The IN-105 AUC ₀ -isomin and C _max was lower for the afternoon dose compared to morning dose in the group with 4 and 5 hours between-meal-interval; while there was no difference in the group with 6 hours between-meal interval. Although IN-105 exposure (plasma AUC) showed a progressive increase through 4, 5 and 6 hours of between-meal interval, the glucose-lowering response, after 4, 5 and 6 hours was similar. Thus, between-meal dosing interval had an impact on the IN-105 PK, but it did not translate into significant impact on the PD parameters. The reason for similar PD with different PK may be due to persistent blood glucose levels from the morning meal in all the groups and less likely due to impact on insulin absorption. Additionally, even though high intra-subject variability for PK parameters was observed, intra-subject variability for the baseline-adjusted PD parameters (AUC ₀ -isomin and C _min ) was not different from placebo and thus not considered to be of significant concern.

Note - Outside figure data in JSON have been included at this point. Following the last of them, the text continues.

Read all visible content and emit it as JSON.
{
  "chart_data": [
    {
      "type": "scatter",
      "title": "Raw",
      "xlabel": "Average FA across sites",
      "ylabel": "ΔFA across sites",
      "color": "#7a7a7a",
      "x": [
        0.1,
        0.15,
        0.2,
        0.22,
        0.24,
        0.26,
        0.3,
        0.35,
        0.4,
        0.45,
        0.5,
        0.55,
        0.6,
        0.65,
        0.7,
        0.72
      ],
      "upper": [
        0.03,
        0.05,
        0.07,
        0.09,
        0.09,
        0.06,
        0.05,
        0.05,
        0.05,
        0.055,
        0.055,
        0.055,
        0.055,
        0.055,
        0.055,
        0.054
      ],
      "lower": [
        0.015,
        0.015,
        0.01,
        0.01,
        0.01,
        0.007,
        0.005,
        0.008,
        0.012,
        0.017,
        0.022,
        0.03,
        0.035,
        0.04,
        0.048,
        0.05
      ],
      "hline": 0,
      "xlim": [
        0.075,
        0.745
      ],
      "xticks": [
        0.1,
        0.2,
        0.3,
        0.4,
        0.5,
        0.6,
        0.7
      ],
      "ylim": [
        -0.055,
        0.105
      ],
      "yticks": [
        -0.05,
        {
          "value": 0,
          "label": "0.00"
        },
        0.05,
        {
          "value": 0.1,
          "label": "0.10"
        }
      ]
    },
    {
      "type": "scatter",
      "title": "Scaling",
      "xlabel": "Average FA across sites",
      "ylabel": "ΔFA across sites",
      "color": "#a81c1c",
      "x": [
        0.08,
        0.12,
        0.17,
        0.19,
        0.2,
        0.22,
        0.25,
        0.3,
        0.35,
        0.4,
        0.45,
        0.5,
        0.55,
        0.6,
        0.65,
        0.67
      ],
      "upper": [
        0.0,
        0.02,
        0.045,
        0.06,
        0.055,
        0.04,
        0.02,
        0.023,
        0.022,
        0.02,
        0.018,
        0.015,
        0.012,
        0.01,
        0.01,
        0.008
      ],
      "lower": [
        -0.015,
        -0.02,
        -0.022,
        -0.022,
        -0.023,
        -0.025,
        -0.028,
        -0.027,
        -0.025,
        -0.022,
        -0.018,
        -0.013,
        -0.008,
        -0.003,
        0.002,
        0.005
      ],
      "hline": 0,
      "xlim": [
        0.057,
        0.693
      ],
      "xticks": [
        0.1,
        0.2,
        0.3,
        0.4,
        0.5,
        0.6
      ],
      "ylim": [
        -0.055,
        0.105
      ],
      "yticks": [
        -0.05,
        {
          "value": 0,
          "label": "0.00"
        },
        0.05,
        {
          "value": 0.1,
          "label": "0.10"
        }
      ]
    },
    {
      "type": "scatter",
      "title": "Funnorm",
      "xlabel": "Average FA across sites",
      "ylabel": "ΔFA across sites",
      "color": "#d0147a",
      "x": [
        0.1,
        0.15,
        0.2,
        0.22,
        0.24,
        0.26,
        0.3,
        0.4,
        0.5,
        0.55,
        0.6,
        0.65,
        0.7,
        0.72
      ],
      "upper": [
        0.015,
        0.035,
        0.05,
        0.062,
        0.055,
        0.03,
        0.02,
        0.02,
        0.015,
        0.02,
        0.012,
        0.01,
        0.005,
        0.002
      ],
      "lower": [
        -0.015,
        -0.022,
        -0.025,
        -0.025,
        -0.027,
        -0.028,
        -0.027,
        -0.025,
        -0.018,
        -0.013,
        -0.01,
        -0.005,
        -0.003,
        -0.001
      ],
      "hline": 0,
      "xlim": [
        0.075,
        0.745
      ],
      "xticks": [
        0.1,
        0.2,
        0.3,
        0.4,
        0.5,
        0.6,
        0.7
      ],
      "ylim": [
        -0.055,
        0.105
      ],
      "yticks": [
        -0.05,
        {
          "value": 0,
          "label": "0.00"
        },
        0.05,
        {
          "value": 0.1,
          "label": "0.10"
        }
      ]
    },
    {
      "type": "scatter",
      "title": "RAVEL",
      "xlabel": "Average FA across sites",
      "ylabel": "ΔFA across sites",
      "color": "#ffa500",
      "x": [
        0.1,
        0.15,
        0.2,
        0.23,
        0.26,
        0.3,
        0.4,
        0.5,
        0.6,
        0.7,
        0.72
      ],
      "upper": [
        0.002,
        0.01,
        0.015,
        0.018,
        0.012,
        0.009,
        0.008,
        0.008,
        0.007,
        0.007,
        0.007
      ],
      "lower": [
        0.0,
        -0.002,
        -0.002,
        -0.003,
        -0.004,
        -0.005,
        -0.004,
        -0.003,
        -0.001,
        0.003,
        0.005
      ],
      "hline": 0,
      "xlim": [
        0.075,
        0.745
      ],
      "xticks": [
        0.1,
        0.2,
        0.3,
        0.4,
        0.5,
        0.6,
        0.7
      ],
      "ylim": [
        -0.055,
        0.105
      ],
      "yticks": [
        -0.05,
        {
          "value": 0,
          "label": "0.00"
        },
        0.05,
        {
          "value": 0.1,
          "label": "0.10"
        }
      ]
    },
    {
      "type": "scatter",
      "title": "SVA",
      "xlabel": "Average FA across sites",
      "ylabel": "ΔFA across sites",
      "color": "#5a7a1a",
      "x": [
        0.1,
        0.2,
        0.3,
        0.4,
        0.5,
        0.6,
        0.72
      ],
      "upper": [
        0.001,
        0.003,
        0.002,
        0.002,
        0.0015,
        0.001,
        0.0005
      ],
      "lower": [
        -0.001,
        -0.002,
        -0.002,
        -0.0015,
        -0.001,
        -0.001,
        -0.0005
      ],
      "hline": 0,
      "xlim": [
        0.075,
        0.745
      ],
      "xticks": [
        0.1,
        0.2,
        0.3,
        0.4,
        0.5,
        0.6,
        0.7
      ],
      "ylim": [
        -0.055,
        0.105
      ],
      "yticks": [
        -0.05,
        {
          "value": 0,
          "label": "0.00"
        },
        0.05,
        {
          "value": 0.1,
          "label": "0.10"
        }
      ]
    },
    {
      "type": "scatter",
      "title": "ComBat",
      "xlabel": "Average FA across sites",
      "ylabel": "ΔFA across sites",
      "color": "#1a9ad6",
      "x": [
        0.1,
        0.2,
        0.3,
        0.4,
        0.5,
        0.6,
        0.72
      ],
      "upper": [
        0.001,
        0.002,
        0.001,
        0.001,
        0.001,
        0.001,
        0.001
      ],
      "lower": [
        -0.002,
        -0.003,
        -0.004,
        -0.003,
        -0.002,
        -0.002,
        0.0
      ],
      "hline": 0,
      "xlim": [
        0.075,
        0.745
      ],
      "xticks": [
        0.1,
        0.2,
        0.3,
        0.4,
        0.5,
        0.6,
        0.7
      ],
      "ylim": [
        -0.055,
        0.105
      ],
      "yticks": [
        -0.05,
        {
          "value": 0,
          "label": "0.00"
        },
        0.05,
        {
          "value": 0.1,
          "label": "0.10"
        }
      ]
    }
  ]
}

High-fat and high fiber meal decreased IN-105 absorption (as compared to ADA-meal) in morning. Additionally, high-fiber meal in morning increased absorption of the subsequent (afternoon) dose of IN-105. IN-105 reached effective concentrations in blood even in the presence of food of varying composition and the PD effect was retained. Morning high-fat and high-fiber meals resulted in lower glucose in the morning as well as afternoon in comparison to morning ADA-meal. However, the lowest glucose concentration was observed in the ADA-meal group in the morning and in the high-fiber meal group in the afternoon. Overall, although there was a difference in PK of accompanying as well as subsequent dose of IN-105 (insulin tregopil) observed with different types of meal, this did not translate into a consistently significant impact on the PD parameters. A probable explanation for the variance of plasma PK levels and PD effects is probably because IN-105 levels in the portal circulation are much more determinative of metabolic effects than peripheral levels. Hepatic glucose production suppression probably reflects a more insulinized liver resulting from hepato preferential availability of IN-105. In present invention, most of the hypoglycaemia cases reported were mild to moderate in intensity and resolved without treatment, thus, acting as an early indicator of better safety.